Buscando na memória, muito mais marcantes do que o destino em si, sempre foram as emoções e reações que tive quando lá cheguei. Lembro-me do silêncio alentador às margens de rios e lagos, da força mágica de belas e caudalosas quedas d’água, da serenidade no maravilhoso reflexo do sol visto em diferentes mares, da insegurança boa por me sentir no meio de uma multidão de pessoas atraídas pelo mesmo objetivo, do deslumbramento diante de monumentos que sempre sonhei conhecer, da consciência da minha completa insignificância diante de cadeias de montanhas majestosas, dos museus, parques, ruelas e pequenas cidades que me levaram a épocas e mundos distantes, onde passei a me sentir novamente criança, habitante da idade média, vítima de injustiças seculares, refém de ditadores genocidas, explorador de um novo mundo, ou, simplesmente, eu mesmo agora com uma consciência muito maior do quanto é vasto e diverso esse nosso planeta.

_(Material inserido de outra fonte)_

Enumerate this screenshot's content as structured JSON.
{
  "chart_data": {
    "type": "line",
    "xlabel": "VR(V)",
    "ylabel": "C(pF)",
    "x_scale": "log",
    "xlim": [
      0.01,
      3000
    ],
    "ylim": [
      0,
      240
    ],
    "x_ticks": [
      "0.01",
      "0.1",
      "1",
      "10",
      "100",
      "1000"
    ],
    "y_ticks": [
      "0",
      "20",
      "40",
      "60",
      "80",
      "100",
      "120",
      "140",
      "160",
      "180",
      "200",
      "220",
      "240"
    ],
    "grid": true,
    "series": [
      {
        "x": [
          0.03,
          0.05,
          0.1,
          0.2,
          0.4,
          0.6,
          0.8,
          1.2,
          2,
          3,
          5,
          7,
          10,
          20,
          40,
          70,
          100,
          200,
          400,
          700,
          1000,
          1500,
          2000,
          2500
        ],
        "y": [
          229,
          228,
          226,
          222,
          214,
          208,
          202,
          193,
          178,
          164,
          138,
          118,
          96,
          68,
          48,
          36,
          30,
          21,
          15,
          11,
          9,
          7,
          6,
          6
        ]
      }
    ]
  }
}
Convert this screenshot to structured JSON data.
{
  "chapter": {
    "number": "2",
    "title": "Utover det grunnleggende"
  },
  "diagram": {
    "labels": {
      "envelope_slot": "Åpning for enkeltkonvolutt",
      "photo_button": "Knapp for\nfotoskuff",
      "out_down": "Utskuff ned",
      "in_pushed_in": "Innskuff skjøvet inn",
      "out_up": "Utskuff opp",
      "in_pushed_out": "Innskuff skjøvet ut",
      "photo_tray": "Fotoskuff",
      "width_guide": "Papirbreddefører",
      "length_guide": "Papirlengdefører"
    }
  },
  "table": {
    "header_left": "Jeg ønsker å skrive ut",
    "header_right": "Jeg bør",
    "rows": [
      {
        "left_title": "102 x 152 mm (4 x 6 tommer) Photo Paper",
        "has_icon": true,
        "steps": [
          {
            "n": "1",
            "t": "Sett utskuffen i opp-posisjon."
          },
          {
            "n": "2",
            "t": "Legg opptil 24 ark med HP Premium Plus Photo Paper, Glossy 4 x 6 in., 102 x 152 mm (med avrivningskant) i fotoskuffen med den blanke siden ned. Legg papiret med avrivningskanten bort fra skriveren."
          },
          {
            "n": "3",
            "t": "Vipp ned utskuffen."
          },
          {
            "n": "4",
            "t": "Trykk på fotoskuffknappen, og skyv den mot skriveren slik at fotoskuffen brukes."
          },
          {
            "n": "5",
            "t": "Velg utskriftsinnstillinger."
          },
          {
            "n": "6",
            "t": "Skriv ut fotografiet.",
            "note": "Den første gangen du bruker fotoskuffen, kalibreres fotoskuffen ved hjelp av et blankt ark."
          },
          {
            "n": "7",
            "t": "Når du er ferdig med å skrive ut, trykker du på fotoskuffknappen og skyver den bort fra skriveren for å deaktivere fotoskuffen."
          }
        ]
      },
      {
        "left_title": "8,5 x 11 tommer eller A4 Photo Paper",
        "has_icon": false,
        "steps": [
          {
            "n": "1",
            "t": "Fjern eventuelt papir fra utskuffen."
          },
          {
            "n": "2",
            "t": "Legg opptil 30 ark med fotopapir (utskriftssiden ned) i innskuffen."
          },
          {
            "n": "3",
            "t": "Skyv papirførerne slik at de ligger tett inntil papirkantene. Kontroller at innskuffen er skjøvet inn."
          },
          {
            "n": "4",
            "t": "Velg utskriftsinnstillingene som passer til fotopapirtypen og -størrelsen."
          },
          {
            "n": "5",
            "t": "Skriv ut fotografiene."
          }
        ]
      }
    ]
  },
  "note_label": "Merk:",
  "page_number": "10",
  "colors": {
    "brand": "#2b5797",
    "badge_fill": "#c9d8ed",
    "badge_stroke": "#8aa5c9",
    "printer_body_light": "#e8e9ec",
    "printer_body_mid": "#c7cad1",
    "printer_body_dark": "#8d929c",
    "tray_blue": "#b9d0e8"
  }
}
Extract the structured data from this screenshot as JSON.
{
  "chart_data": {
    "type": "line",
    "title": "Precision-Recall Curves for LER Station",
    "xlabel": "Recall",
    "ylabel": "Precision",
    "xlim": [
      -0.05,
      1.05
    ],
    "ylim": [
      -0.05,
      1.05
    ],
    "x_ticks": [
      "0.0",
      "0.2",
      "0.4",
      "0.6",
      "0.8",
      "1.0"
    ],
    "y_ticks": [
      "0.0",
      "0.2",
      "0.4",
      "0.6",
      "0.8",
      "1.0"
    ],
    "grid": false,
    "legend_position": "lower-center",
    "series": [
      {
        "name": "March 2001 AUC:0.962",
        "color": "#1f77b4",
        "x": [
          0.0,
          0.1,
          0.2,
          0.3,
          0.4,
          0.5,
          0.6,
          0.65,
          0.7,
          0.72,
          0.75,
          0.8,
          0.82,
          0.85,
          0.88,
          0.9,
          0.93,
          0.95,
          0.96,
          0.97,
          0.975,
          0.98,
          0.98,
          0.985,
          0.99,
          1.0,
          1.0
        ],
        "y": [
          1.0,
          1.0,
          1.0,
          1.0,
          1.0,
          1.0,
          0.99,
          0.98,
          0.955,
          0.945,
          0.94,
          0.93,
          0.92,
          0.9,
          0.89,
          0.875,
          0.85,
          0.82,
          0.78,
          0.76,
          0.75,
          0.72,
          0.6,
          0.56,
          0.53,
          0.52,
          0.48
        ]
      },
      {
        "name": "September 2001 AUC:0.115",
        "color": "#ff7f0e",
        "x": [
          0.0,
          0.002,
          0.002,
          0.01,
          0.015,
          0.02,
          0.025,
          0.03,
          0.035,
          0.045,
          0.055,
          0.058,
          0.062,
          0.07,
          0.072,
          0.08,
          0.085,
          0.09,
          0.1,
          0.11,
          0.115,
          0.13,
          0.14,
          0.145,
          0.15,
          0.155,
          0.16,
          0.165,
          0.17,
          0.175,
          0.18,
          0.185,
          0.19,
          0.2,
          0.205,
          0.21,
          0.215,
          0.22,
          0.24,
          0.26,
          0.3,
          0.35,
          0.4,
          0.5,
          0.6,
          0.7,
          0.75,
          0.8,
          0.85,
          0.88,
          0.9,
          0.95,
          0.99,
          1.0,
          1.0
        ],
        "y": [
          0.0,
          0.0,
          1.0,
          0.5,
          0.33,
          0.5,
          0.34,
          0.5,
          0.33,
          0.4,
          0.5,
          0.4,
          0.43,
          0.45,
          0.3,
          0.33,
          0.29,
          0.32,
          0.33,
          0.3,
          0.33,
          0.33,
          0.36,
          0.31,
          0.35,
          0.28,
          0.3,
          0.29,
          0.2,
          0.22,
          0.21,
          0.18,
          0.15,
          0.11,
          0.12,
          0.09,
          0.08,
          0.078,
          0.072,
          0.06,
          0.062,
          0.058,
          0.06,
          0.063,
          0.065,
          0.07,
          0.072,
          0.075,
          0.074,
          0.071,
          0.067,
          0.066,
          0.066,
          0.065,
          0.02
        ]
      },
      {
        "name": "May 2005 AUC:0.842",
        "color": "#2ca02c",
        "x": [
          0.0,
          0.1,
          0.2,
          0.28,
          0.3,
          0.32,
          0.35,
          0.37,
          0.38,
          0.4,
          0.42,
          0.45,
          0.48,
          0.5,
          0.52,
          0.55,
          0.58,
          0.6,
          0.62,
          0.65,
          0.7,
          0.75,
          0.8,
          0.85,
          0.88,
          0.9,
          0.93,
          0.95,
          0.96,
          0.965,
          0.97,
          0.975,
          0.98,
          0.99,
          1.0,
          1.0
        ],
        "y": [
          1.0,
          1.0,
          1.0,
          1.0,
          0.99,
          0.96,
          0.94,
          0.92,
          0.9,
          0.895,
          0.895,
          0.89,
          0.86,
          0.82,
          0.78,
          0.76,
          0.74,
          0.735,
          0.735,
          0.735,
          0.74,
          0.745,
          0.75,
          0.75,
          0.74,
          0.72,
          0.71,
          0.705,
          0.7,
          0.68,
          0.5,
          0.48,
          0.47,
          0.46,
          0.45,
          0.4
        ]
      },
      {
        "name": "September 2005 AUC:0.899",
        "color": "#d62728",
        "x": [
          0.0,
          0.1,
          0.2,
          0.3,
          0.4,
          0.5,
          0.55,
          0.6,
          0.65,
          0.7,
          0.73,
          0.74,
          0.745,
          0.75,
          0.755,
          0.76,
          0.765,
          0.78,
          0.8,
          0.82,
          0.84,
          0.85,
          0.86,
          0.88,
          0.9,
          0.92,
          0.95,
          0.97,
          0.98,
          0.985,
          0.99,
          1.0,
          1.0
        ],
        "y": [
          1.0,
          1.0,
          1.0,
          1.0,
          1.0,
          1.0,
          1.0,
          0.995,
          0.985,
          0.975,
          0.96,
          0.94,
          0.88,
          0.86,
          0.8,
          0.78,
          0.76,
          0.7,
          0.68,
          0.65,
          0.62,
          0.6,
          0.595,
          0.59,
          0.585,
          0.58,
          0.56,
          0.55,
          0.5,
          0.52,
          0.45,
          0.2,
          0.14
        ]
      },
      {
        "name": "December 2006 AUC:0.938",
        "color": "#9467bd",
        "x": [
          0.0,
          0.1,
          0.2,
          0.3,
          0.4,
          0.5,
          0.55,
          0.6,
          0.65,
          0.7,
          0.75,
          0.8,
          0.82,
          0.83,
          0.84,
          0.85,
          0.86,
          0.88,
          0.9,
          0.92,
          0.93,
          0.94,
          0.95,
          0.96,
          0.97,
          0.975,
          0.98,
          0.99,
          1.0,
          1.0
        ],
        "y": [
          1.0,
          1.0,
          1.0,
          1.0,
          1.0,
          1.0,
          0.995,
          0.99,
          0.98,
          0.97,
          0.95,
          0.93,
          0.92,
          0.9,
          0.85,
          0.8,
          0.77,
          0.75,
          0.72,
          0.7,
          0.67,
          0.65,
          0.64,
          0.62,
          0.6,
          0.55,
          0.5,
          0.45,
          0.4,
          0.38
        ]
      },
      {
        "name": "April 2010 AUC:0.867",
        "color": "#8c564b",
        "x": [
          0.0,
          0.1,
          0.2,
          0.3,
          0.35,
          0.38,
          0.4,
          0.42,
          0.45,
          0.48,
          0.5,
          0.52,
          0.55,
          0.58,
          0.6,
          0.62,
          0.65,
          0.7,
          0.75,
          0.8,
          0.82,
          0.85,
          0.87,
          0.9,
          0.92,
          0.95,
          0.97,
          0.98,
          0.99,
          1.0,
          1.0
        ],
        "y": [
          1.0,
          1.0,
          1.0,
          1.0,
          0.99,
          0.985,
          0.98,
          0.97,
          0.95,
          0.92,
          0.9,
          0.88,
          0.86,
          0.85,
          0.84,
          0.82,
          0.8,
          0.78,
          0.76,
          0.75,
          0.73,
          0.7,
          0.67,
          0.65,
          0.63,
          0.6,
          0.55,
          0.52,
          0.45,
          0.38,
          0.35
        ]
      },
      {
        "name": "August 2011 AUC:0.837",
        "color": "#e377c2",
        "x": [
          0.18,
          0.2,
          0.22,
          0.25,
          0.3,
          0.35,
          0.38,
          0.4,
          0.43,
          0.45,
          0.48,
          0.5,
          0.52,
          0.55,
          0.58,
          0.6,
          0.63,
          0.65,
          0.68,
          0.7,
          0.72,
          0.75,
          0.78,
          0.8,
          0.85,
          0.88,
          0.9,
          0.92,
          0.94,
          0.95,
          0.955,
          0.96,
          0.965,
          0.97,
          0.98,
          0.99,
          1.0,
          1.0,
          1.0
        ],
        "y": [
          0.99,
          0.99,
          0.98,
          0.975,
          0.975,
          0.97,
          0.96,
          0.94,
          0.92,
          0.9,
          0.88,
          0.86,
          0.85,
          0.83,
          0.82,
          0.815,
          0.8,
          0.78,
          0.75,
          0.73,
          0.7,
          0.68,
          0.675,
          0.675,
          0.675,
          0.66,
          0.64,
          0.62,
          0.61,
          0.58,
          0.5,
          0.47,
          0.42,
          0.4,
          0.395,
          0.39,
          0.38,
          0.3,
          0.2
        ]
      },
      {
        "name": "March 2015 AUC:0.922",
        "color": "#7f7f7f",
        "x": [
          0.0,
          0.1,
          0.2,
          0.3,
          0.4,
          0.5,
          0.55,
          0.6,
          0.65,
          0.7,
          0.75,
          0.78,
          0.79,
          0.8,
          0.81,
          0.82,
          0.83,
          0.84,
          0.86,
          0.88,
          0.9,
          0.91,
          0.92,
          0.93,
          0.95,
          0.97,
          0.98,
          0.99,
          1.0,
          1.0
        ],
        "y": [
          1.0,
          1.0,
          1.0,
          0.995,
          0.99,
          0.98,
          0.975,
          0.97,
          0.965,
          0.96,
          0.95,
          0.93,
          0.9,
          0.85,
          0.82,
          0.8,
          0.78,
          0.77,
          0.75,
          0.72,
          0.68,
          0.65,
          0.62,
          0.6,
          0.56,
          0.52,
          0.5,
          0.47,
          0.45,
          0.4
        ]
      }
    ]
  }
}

Não importa o destino, não importa o lugar, não importa o meio de transporte. O que realmente importa é o quanto essa experiência me modificou. O quanto ela me fez crescer.
A viagem, assim como a vida, não se resume à chegada, ao objetivo final. A viagem, assim como a vida, oferece crescimento a cada passo do caminho, a cada estrada marginal, a cada ribeirão afluente, a cada casebre no meio do nada. Não se pode conhecer um lugar pelos livros, pelas fotos e pelos filmes. Para realmente se conhecer, só estando lá, só indo ver. Os livros podem contar histórias lindas e inspiradoras. Mas nenhuma história deveria ser mais inspiradora do que aquela que cada um escreve por si próprio. As fotos podem mostrar lugares belíssimos, mas a paz ou a inquietude que um local transmite, nenhuma fotografia é capaz de reproduzir. Um filme pode captar ângulos extraordinários, mas os perfumes que acompanham aquelas imagens só podem ser guardados por aqueles que os degustam, que os entendem. Pode-se conhecer a história de um lugar sem conhecê-lo. Mas não se pode saborear sua alma. Pode-se tentar entender a cultura de um povo sem transpor suas fronteiras. Mas perde-se a essência inerente que o sentir-se em casa impõe a todo cidadão. Pode-se repetir em qualquer lugar as receitas das iguarias de países remotos e distantes. Mas o sabor delas será sempre único quando provadas junto aos seus canteiros, às suas raízes, à sua gente. E a cada mudança da luz, da projeção das sombras, da intensidade dos ventos, e, principalmente, do momento interior de cada um, um mesmo destino pode ser visto, pela mesma pessoa, de infinitas formas. Por isso, não é preciso que se evitem lugares já conhecidos. Afinal, eles jamais serão os mesmos.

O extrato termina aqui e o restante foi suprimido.